Tuesday, September 09, 2008

Soft option on climate means opting for defeat

Editorial
The Age

September 10, 2008

An emissions cut of only 10% by 2020 will not prevent the most catastrophic effects of climate change.


THE Howard government's oft-repeated justification for not ratifying the Kyoto Protocol was that there was no point in Australia taking action on climate change while the world's industrial giants remained intent on doing nothing. So when, only hours after being sworn in as Prime Minister, Kevin Rudd announced Australia's ratification of the protocol it was understood to mean that the Howard excuse had been officially consigned to history. Australia now accepted that it had to play an active part in responding to the greatest environmental crisis of our time, and would not wait until it was eventually dragged along by others with minimal cost to itself. There had been a fundamental shift in policy — or so it seemed.


Ten months later, rumours of the demise of the Howard excuse appear to have been greatly exaggerated. Last week the Government's chief adviser on climate change policy, Professor Ross Garnaut, recommended that Australia set itself modest targets for reducing carbon emissions, aiming for a 10% cut below 2000 levels by 2020. His reason? That he had "reluctantly concluded that a more ambitious international agreement is not possible at this stage". The Rudd Government has yet to declare whether it will be guided by Professor Garnaut's latest round of advice, but has been conspicuously silent about the reintroduction into the climate change debate of the line of argument favoured by its defeated predecessor.


The most likely effect of a 10% cut would be to contribute to the stabilisation of carbon dioxide levels in the atmosphere at 550 parts per million (ppm), a level at which, according to the great majority of climate scientists, the worst effects of climate change would be unavoidable. There would be a high probability of mass species extinction and of the irreversible melting of the Greenland ice sheet. And, to bring the matter home, Professor Garnaut conceded: "I have to say that the odds are not great for the Barrier Reef or for the economic base of the communities of the Murray-Darling if the world gets no further than 550 ppm."


Industry lobbies and politicians may have felt relieved that Professor Garnaut is no longer asking Australians to make an onerous sacrifice, but climate scientists have no illusions about the consequences of atmospheric carbon dioxide stabilising at 550 ppm. As The Age reported this week, three distinguished Australian scientists, all members of the Nobel Peace Prize-winning Intergovernmental Panel on Climate Change, have condemned the strategy of accepting what is politically palatable rather than campaigning strongly in international forums for what is necessary. Professor Amanda Lynch, of Monash University, Professor David Karoly, of the University of Melbourne, and Dr Bill Hare, an Australian at the Institute for Climate Impact Research in Potsdam, Germany, all argue that Australia should be aiming for a cut in greenhouse emissions of between 25% and 40% by 2020. Their view is partly a matter of hard science — Australia is the developed country expected to be worst affected by climate change — but partly also a matter of concern for Australia's international standing, which will be diminished if the hitherto aggressive rhetoric on climate change is not ultimately reflected in policy.

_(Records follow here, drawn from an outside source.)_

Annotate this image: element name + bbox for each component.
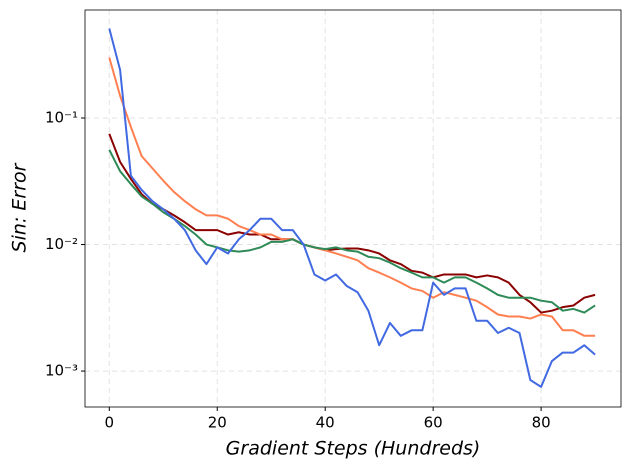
line-series	[108, 133, 596, 314]
x-tick-label: 40	[316, 414, 335, 432]
x-tick-label: 60	[424, 414, 443, 432]
line-series	[108, 28, 596, 388]
y-tick-label: 10⁻²	[45, 235, 78, 253]
x-tick-label: 20	[208, 414, 227, 432]
y-tick-label: 10⁻¹	[45, 109, 78, 127]
x-tick-label: 0	[105, 414, 115, 432]
y-axis-title: Sin: Error	[9, 162, 31, 252]
x-axis-title: Gradient Steps (Hundreds)	[226, 438, 481, 460]
plot-frame	[84, 9, 622, 408]
x-tick-label: 80	[532, 414, 551, 432]
y-tick-label: 10⁻³	[45, 362, 78, 380]
line-series	[108, 149, 596, 314]
line-series	[108, 57, 596, 337]
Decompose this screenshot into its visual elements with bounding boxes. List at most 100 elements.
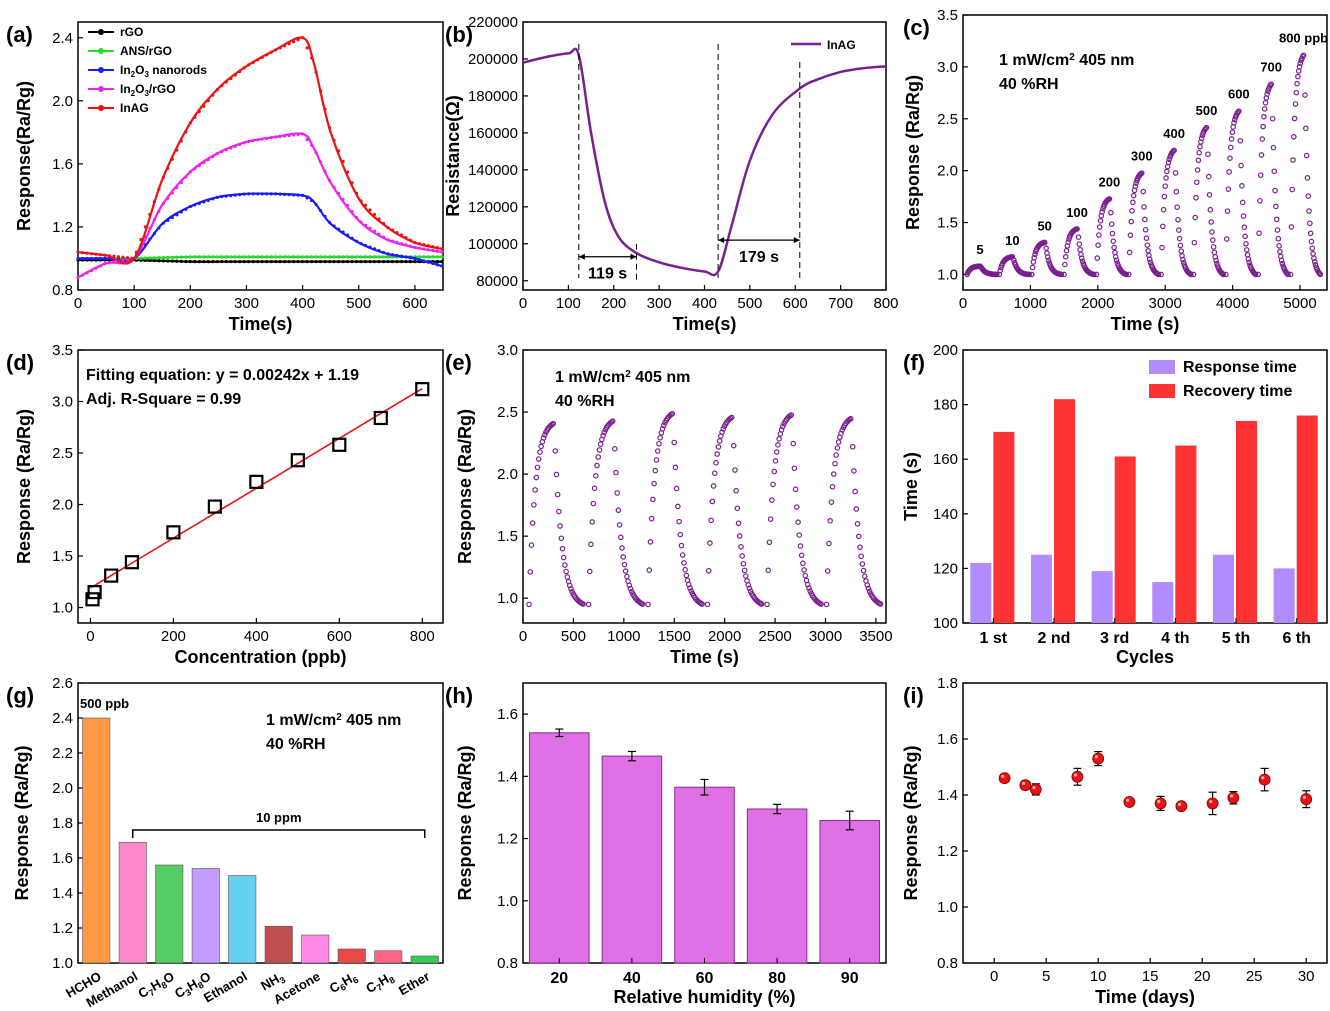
- data-point: [435, 249, 439, 253]
- data-point: [1243, 240, 1249, 247]
- data-point: [1310, 250, 1316, 257]
- panel-label: (a): [6, 22, 33, 47]
- data-point: [354, 255, 359, 259]
- data-point: [292, 133, 296, 137]
- data-point: [1287, 271, 1294, 278]
- data-point: [535, 456, 542, 462]
- data-point: [336, 149, 341, 153]
- data-point: [98, 253, 103, 257]
- data-point: [152, 200, 156, 204]
- data-point: [1245, 256, 1252, 262]
- data-point: [85, 271, 89, 275]
- data-point: [1257, 197, 1263, 204]
- data-point: [269, 192, 273, 196]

The temptation to take a soft option on climate change is as obvious as it is insidious. Politicians enjoy basking in the sort of adulation that Mr Rudd and Climate Change Minister Penny Wong received at the Bali conference last year, but baulk at having to devise policies that will, among other things, make life harder for voters. The Opposition has taken a frankly populist line on climate change, and the Government, in its green paper responding to Professor Garnaut's earlier draft report, has clearly assessed his emissions-trading proposals as much by the political cost of implementing them as by the environmental cost of not doing so.


Some areas of policymaking, however, require more than an opportunist eye on the next election. A government that is seriously committed to meeting the challenges of climate change will heed informed scientific opinion on acceptable levels of carbon dioxide and other greenhouse gases, and seek to explain to voters why it is necessary to curb emissions accordingly. It would lobby strongly in international forums to help forge the agreement that is now lacking, rather than acquiescing in disagreement. It would be a government that is willing to lead. Unfortunately, that prospect seems to have become all too intimidating for the Rudd Government and its climate change adviser.